Clary (Lily Collins) is Just A Normal Girl but she finds herself doodling a strange symbol, one that causes her mother (Lena Headey) to get all anxious and I-have-a-secret-y. While out on the town with her nerdy friend Simon (Robert Sheehan), she sees that symbol outside a club. Once inside, she sees a mysterious dude — who we eventually learn is named Jace (Jamie Campbell Bower) — stab a guy with a sword. She screams, causing everyone to look — at her. She’s the only one who can see Jace, the stabbing or the stabbee, who turns into some tentacled bit of CGI.
Later, she sees Jace again. As he tries to find out who she is and why she can see him, Clary gets a frantic call from her mother, who tells her daughter not to come home but to run and find Luke (Aidan Turner), a family friend. Naturally, Clary runs home to look for her mother but finds instead bad special effects that chase her for a while until Jace shows up and kills them. After all the “what, what,” we get to this: Clary, her mom and Jace are all Shadowhunters, people with some supernatural gifts who hunt demons. The men after Clary’s mom are looking for some magical cup that Clary’s mom hid somewhere. Clary, Jace and assorted sidekicks — the human Simon and Jace’s fellow Shadowhunters Alec (Kevin Zegers), Isabelle (Jemima West) and their mentor Hodge (Jared Harris) — have to find and protect the cup to keep complicated and vaguely-defined bad things from happening.

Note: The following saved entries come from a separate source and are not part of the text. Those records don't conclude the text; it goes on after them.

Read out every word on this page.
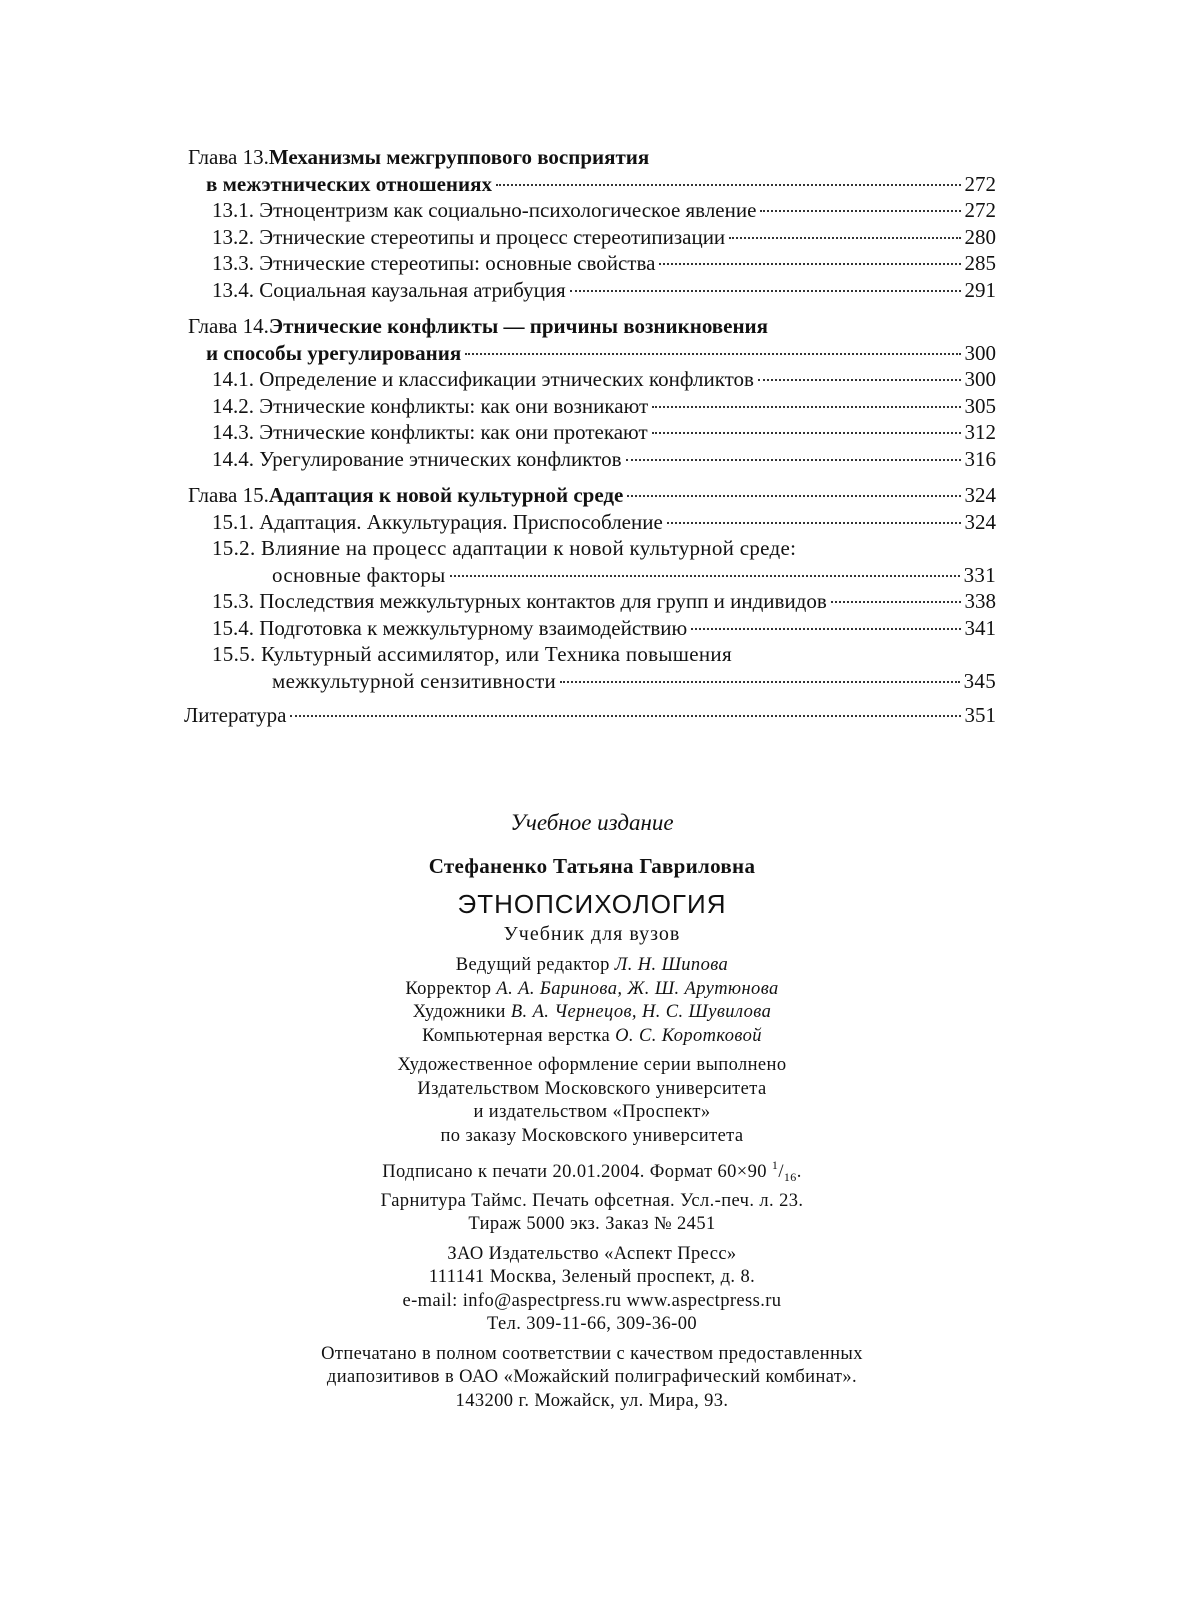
Глава 13. Механизмы межгруппового восприятия
в межэтнических отношениях	272
13.1. Этноцентризм как социально-психологическое явление	272
13.2. Этнические стереотипы и процесс стереотипизации	280
13.3. Этнические стереотипы: основные свойства	285
13.4. Социальная каузальная атрибуция	291
Глава 14. Этнические конфликты — причины возникновения
и способы урегулирования	300
14.1. Определение и классификации этнических конфликтов	300
14.2. Этнические конфликты: как они возникают	305
14.3. Этнические конфликты: как они протекают	312
14.4. Урегулирование этнических конфликтов	316
Глава 15. Адаптация к новой культурной среде	324
15.1. Адаптация. Аккультурация. Приспособление	324
15.2. Влияние на процесс адаптации к новой культурной среде:
основные факторы	331
15.3. Последствия межкультурных контактов для групп и индивидов	338
15.4. Подготовка к межкультурному взаимодействию	341
15.5. Культурный ассимилятор, или Техника повышения
межкультурной сензитивности	345
Литература	351
Учебное издание
Стефаненко Татьяна Гавриловна
ЭТНОПСИХОЛОГИЯ
Учебник для вузов
Ведущий редактор Л. Н. Шипова
Корректор А. А. Баринова, Ж. Ш. Арутюнова
Художники В. А. Чернецов, Н. С. Шувилова
Компьютерная верстка О. С. Коротковой
Художественное оформление серии выполнено
Издательством Московского университета
и издательством «Проспект»
по заказу Московского университета
Подписано к печати 20.01.2004. Формат 60×90 $^1/_{16}$.
Гарнитура Таймс. Печать офсетная. Усл.-печ. л. 23.
Тираж 5000 экз. Заказ № 2451
ЗАО Издательство «Аспект Пресс»
111141 Москва, Зеленый проспект, д. 8.
e-mail: info@aspectpress.ru www.aspectpress.ru
Тел. 309-11-66, 309-36-00
Отпечатано в полном соответствии с качеством предоставленных
диапозитивов в ОАО «Можайский полиграфический комбинат».
143200 г. Можайск, ул. Мира, 93.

$3.3 billion. That’s the answer to the question “Why would somebody make this movie?” The Twilight movies cost a total of $385 million to make and brought in $3.3 billion in worldwide box office, according to Box Office Mojo numbers reported by Wikipedia. The Harry Potter movies brought in some $7.7 billion, according to Wikipedia. With numbers like that, is it any wonder that studios collage together lip gloss, teen angst and supernatural bric-a-brac every few months to give us half-baked lumps like City of Bones or the Percy Jackson movies?
The Mortal Instruments: City of Bones, which is based on its own popular young adult book series, combines some of the worst tendencies of this genre. This movie, based on the first book in the series, tries to do a lot of things: provide an origin story for Clary, set up the mythology of this world, introduce us to the other main characters, set up the conflict of the series and establish the possible romantic entanglements. City of Bones crams in so much explanation that at times the forward momentum of the plot seems like it takes a back seat to exposition. Plot points that are potentially interesting are raised only to be immediately dropped and never mentioned again. Clary isn’t the world’s most electrifying character, but we also don’t get a lot of time to know her — the movie is too busy walking her through meetings with vampires and witches and other mystical beings whose place in this movie’s universe I’m still not sure I totally understand.
I can understand book-to-movie translations not wanting to lose their book fans by revamping the story, but some simplification of the plot might help thiscomplicated, mythology-heavy adaptation appeal to a wider audience. Twilight (setting aside for a moment its many faults) did a fairly simple thing with its first movie: vampires are real and one of them likes a human girl. That’s the bare bones of the story, which later movies build on to create a wider universe that eventually encompasses ridiculous things like Dakota Fanning as vampire royalty and a terrifying CGI baby, but the first movie, the one that hooked in people who hadn’t read the book, kept things streamlined. The movie needed to make me care about the teens and their goofy romance if it wanted me to feel invested enough to sit through the backstory of demon versus angel battles.
The fact that The Mortal Instruments: City of Bones could learn a thing or two about storytelling from Twilight probably tells you all you need to know about this movie. D+
Rated PG-13 for intense sequences of fantasy violence and action, and some suggestive content. Directed by Harald Zwart with a screenplay by Jessica Postigo (from the book by Cassandra Clare), The Mortal Instruments: City of Bonesis two hours and 10 minutes long and distributed by Sony.